Following the deaths of more than 300 children from contaminated cough syrups in several countries, Health Canada says it’s been more than a decade since similar cases were identified here.
The children died in 2022 in Gambia, Indonesia and Uzbekistan after taking over-the-counter cough syrups tainted with high levels of diethylene glycol and ethylene glycol.
“These contaminants are toxic chemicals used as industrial solvents and antifreeze agents that can be fatal even taken in small amounts, and should never be found in medicines,” the World Health Organization (WHO) warned in a statement this week. “Since these are not isolated incidents WHO calls on various key stakeholders engaged in the medical supply chain to take immediate and coordinated action.”
According to the WHO, at least seven countries may be impacted, including the Philippines, Timor Leste, Senegal and Cambodia. The contaminated cough syrups appear to have been manufactured in India and Indonesia. Most of the victims were under the age of five and died from acute kidney injury.
In a statement to CTVNews.ca, a Health Canada spokesperson said there is no reason for alarm in Canada.
“Health Canada has not received any complaints or similar reports related to glycol contamination in cough and cold syrups,” a Health Canada spokesperson told CTVNews.ca. “In 2022, the Department was made aware of this issue by international regulatory partners and conducted a thorough assessment which did not identify any Canadian impact.”
The spokesperson added that Health Canada has not received a report of serious adverse reactions related to glycol-contaminated medicines for more than 10 years.
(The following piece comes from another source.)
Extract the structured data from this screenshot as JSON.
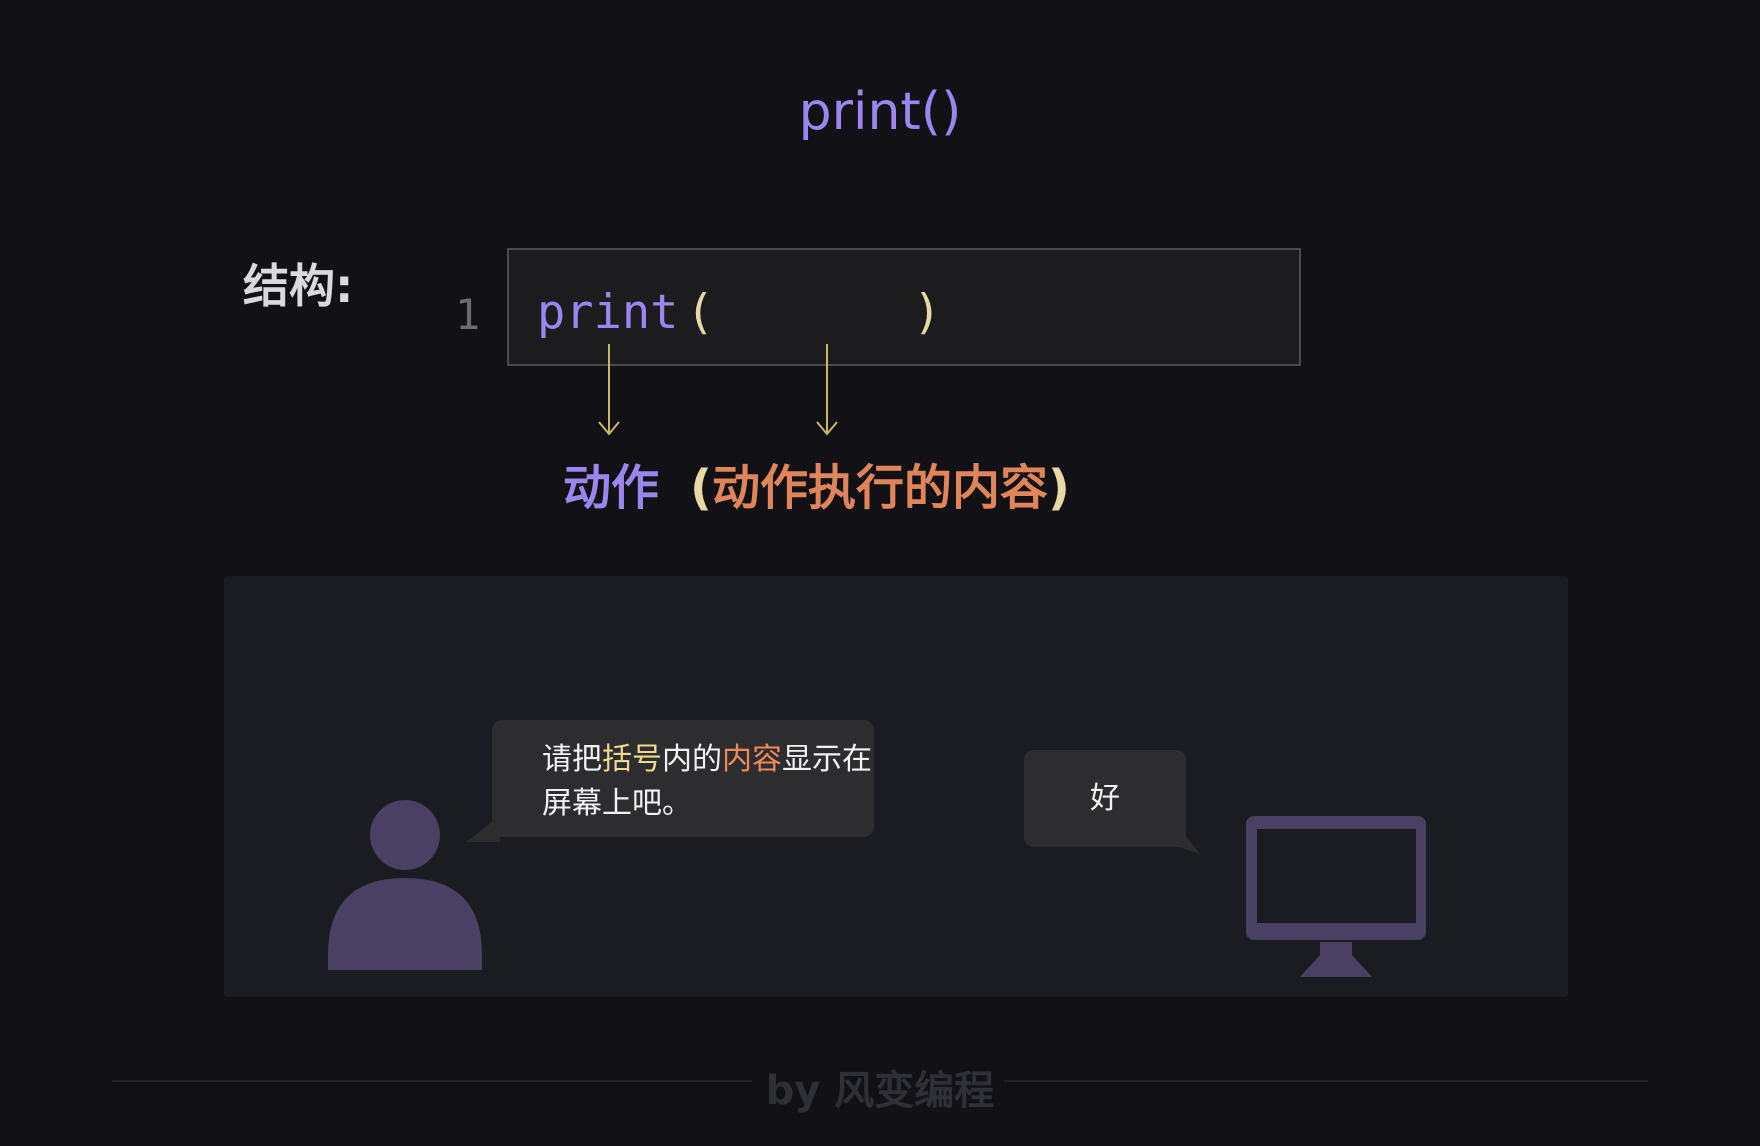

“Canadian companies must ensure that the drug products that they sell in Canada comply with Health Canada’s stringent regulatory requirements for safety and quality,” the spokesperson explained. “These requirements apply whether the drug products are manufactured domestically or abroad.”
All drugs that are manufactured or imported for sale in Canada are subject to the Food and Drugs Act, and the Food and Drug Regulations, which are overseen by Health Canada. To get a licence to import drugs into Canada, foreign production sites must also demonstrate their compliance with Good Manufacturing Practices (GMP), which is a system of international quality standards. Cases of potential non-compliance with Canadian standards and regulations can be investigated by Health Canada with the help of the Canada Border Services Agency.